However, such conceptions solve few real problems, just as the theory of "social constructivism" offers neither consolation to anyone nor help make anyone’s problem easier to resolve or overcome in any way. Thus, absolute denial of identity often entails giving homilies that are often naive. It reflects simplistic optimism about humanity and its capacity to tame nature and culture.

We should always remain mindful (and there are dozens of examples to this effect right under our noses) that current conditions are highly conducive not only for generating identities, but also for saturating them with animosity and belligerence. These same conditions - the discrimination and subjugation that define our present - are behind the atrophy of our sense of patriotism and humanity, and their efforts have been successful. It is our reality that is planting within us this evil seed that makes each of us see the other as the embodiment of evil, and, here too, it is succeeding. Moreover, that is happening in a region where "national identity" and its state have been bankrupted, and where the frameworks of national politics have cracked.

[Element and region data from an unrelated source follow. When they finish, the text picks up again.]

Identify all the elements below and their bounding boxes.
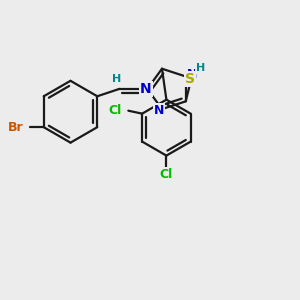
Text: H: H — [112, 74, 121, 84]
Text: Br: Br — [8, 121, 23, 134]
Text: N: N — [187, 68, 197, 82]
Text: H: H — [196, 63, 205, 73]
Text: N: N — [154, 104, 164, 117]
Text: N: N — [140, 82, 152, 96]
Text: Cl: Cl — [160, 168, 173, 181]
Text: S: S — [185, 72, 195, 86]
Text: Cl: Cl — [108, 104, 122, 117]
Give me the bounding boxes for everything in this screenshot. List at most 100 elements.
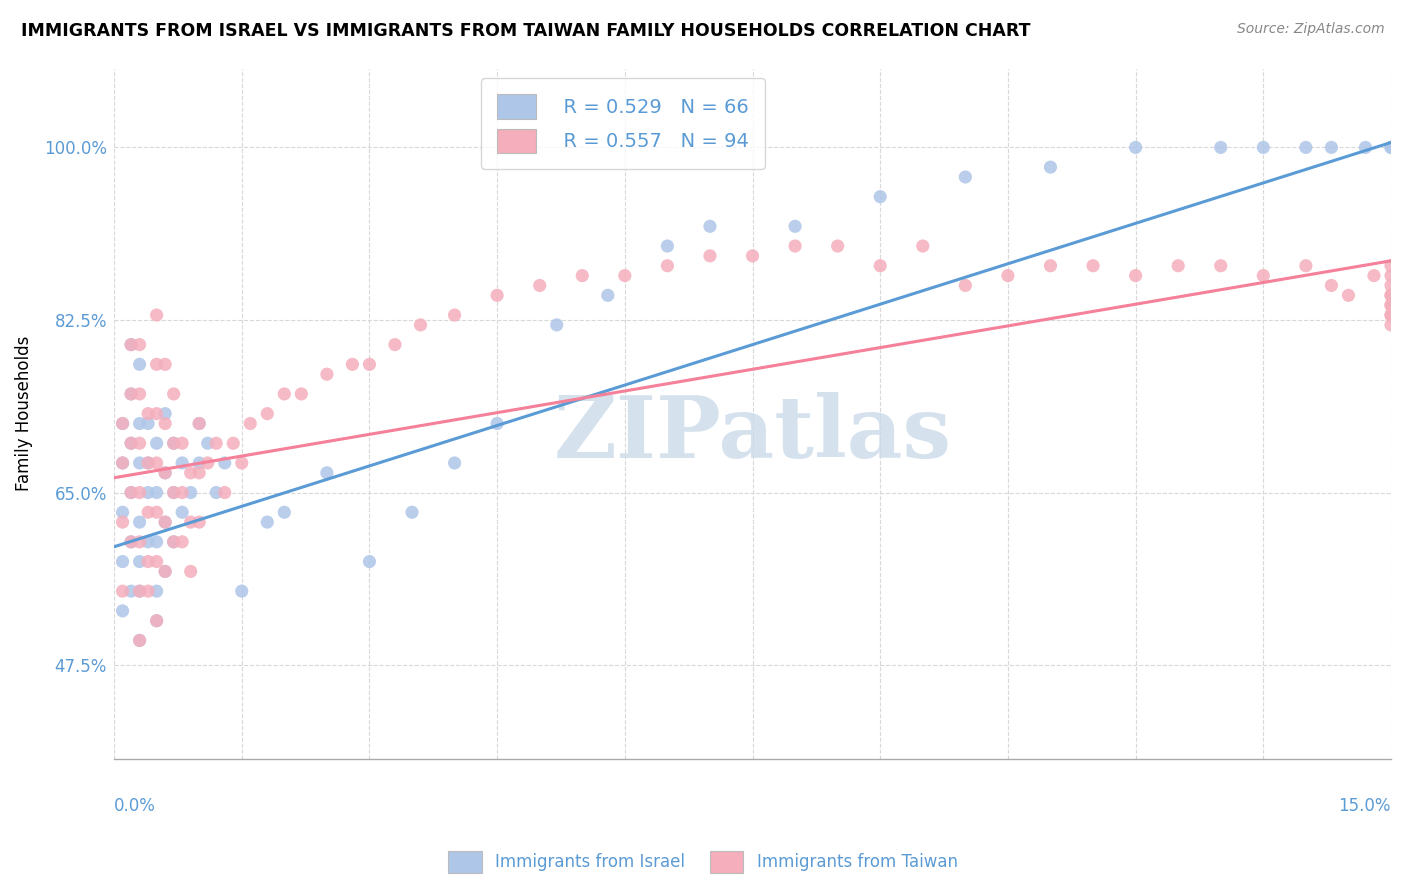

It is becoming clear that, at least in the Levant, several rival nations live under the cloak of a single nation. The modern ideologies (nationalism, socialism, and others) under which rival groups once took shade are withering away, with communal identification and the community’s ideology becoming one and the same.

It would be absurd and flippant to ask communities threatened with death or genocide to respond by proclaiming their devotion to their national or human identity, and to demand that they refuse to engage with the "enemy of the homeland" even as the latter saves them from the mortal threat posed by their so-called "brothers" in humanity or nationality.

Taking a position that would become among her most memorable, Hannah Arendt asked a Jew who is attacked as a Jew to "defend oneself as a Jew. Not as a German, not as a world-citizen, not as an upholder of the Rights of Man." The same maxim, of course, is equally applicable to the Palestinian attacked as a Palestinian, and for the Muslim, the Christian, the Kurd, the Alawite, the Druze, and anyone else.

Recognizing oppressed identities and satisfying their appetites would probably do the job far better than denying their existence or looking down on them. Quelling identities’ hunger would make it possible to push for containing their absolutism and insularity, and to reduce the centrality of a particular era - the most tense and terrifying period it has undergone - in communities’ reading of history. Feeding identities until they are full also reduces the degree to which groups see themselves as an indivisible rock and the world as perpetual war.

Until further notice, manufacturing identities, both the victimizer and the victimized, will remain our leading industry. And it is neither useful nor appropriate to fancy oneself to be standing over silk as one stands over thorns.